We do need different layers of standards because not all standards apply to the same group. It is practical to have some baseline standards that apply to all of us, and stricter standards that only apply to some of us.
So there is always a need to have a set of layers. But variation within those layers is less needed.
Will one standard emerge as a winner?
Lets look at certification and competing food safety standards as a kind of free marketplace for ideas. Ultimately the best standard should be the one that is a) able to assure your production process meets high standards, b) able to guarantee your access to markets and channels, c) is operationally efficient. Then why is it that we haven’t really seen the emergence of one major standard that would dominate the market similarly like Windows dominates the operating systems market? Instead we have more than five standards, all more or less the same, none over the other in global popularity.
We are seeing indications that ISO 22000 is going to come out on the top as the global standard because it covers the general requirements for food safety. And we can add additional chapters to it – for instance FSSC 22000 – that make it specific to manufacturing. So this one remains still an open question for the future.
Food safety is universally shared
Two months ago we were in Barcelona at the BRC conference and we met people from all over Europe. Everyone had gathered in one place, sharing a common goal.
Also, as part of my job I have had the pleasure of visiting clients anywhere from Shanghai to Toronto. And no matter where I’ve met a food safety person, we’ve always had a common language and a common goal even if we didn’t speak the same mother tongue. Everyone has the need to produce safe food and food safety is a science that anyone can learn.
Food safety, as a process and as an occupation, is extremely similar from one country to another and it is far less dependent on culture and local tradition than perhaps some other areas of management are. And unlike other functions like sales, strategy or marketing, that are highly competitive in nature, food safety is actually highly collaborative.
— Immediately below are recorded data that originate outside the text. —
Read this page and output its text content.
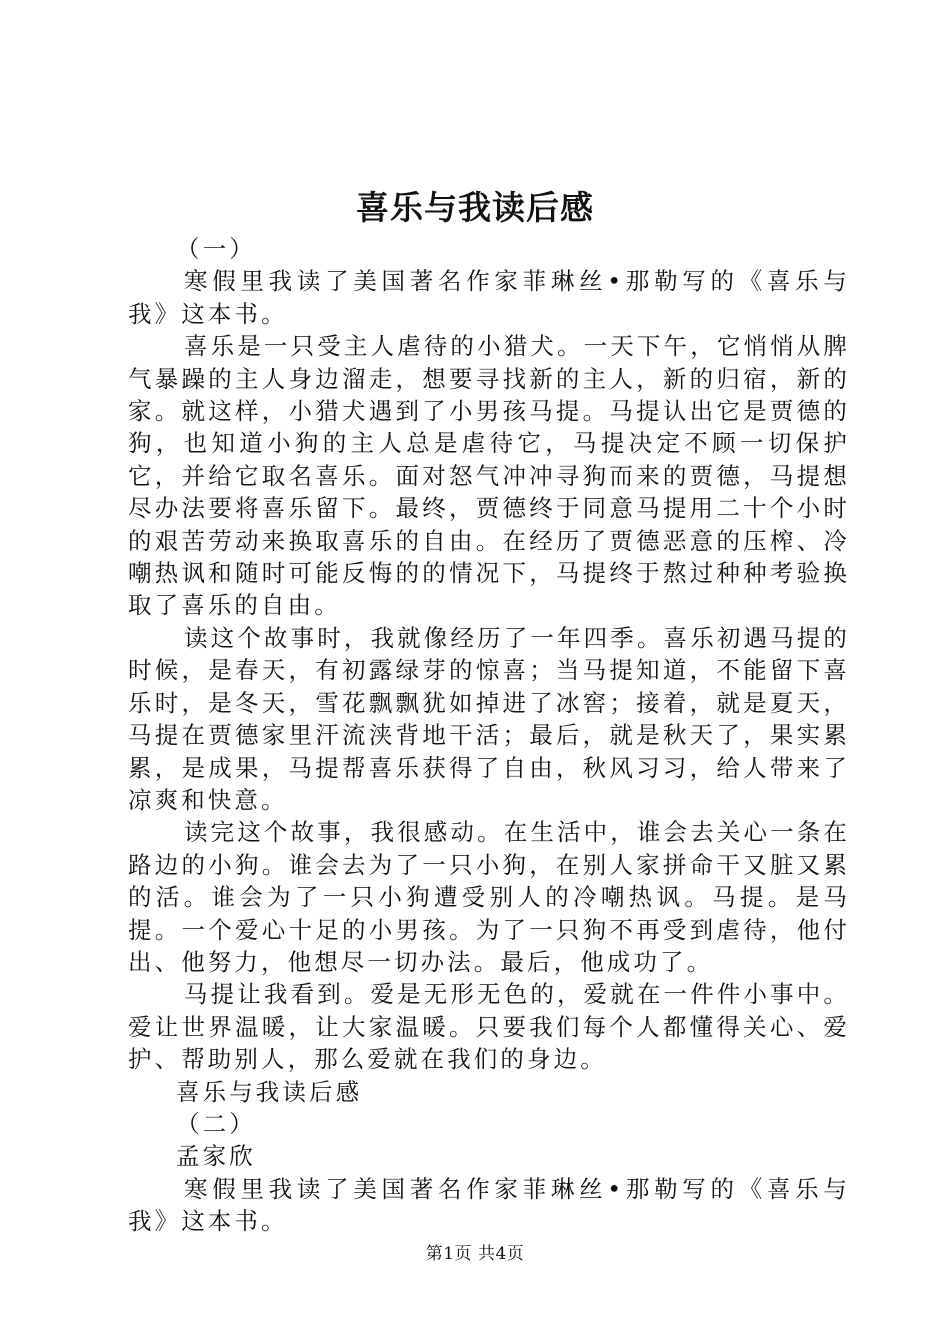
喜乐与我读后感

（一）

寒假里我读了美国著名作家菲琳丝•那勒写的《喜乐与我》这本书。

喜乐是一只受主人虐待的小猎犬。一天下午，它悄悄从脾气暴躁的主人身边溜走，想要寻找新的主人，新的归宿，新的家。就这样，小猎犬遇到了小男孩马提。马提认出它是贾德的狗，也知道小狗的主人总是虐待它，马提决定不顾一切保护它，并给它取名喜乐。面对怒气冲冲寻狗而来的贾德，马提想尽办法要将喜乐留下。最终，贾德终于同意马提用二十个小时的艰苦劳动来换取喜乐的自由。在经历了贾德恶意的压榨、冷嘲热讽和随时可能反悔的的情况下，马提终于熬过种种考验换取了喜乐的自由。

读这个故事时，我就像经历了一年四季。喜乐初遇马提的时候，是春天，有初露绿芽的惊喜；当马提知道，不能留下喜乐时，是冬天，雪花飘飘犹如掉进了冰窖；接着，就是夏天，马提在贾德家里汗流浃背地干活；最后，就是秋天了，果实累累，是成果，马提帮喜乐获得了自由，秋风习习，给人带来了凉爽和快意。

读完这个故事，我很感动。在生活中，谁会去关心一条在路边的小狗。谁会去为了一只小狗，在别人家拼命干又脏又累的活。谁会为了一只小狗遭受别人的冷嘲热讽。马提。是马提。一个爱心十足的小男孩。为了一只狗不再受到虐待，他付出、他努力，他想尽一切办法。最后，他成功了。

马提让我看到。爱是无形无色的，爱就在一件件小事中。爱让世界温暖，让大家温暖。只要我们每个人都懂得关心、爱护、帮助别人，那么爱就在我们的身边。

喜乐与我读后感

（二）

孟家欣

寒假里我读了美国著名作家菲琳丝•那勒写的《喜乐与我》这本书。

第1页 共4页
It’s amazing how openly companies are dealing with each other when it comes to food safety management.
The point I am obviously trying to make here is that food safety is something that we all share. And we don’t need multiple standards to make that observation.
GFSI was the first step toward unification
GFSI is a global initiative of bringing different food safety systems together and harmonizing practices across the globe.
We at Safefood 360° love the idea of GFSI, because their vision is highly similar to our vision of bringing all food safety processes and standards together in one product.
It’s probably not going to be GFSI that comes out with a global standard at any time time soon, because it’s even written into their mission statement not to start creating standards of their own. But some organization like WTO or FAO could in theory go one step further and try to coordinate a global standard that would be universally recognized. Even more likely is that the market share from ISO 22000 grows.
The interpreter
At Safefood 360°, we sometimes view our job as being a kind of an interpreter who attempts to unify all the standards into one software platform. We take in all the complexities of food safety standards and translate that analysis into something universally understood. We think there is only one way a corrective action needs to be handled, one way an audit should be approached as a process, etc.
When Safefood 360° was started some five years ago we spent over 6 months analyzing all major standards and legal frameworks and working it into the blueprint of the software. This work was only made possible because food safety management is universally shared and its based on the same science everywhere. Did you know that Safefood 360° is used on every continent at this stage and every single customer is using the same software without any custom modifications? Our customers are certified to a plethora of standards.
Apart from some local slang, it seems that food safety is almost like a universal language that brings companies and cultures together.
What do you think – do you feel that we will need the competition of different standards even in the future?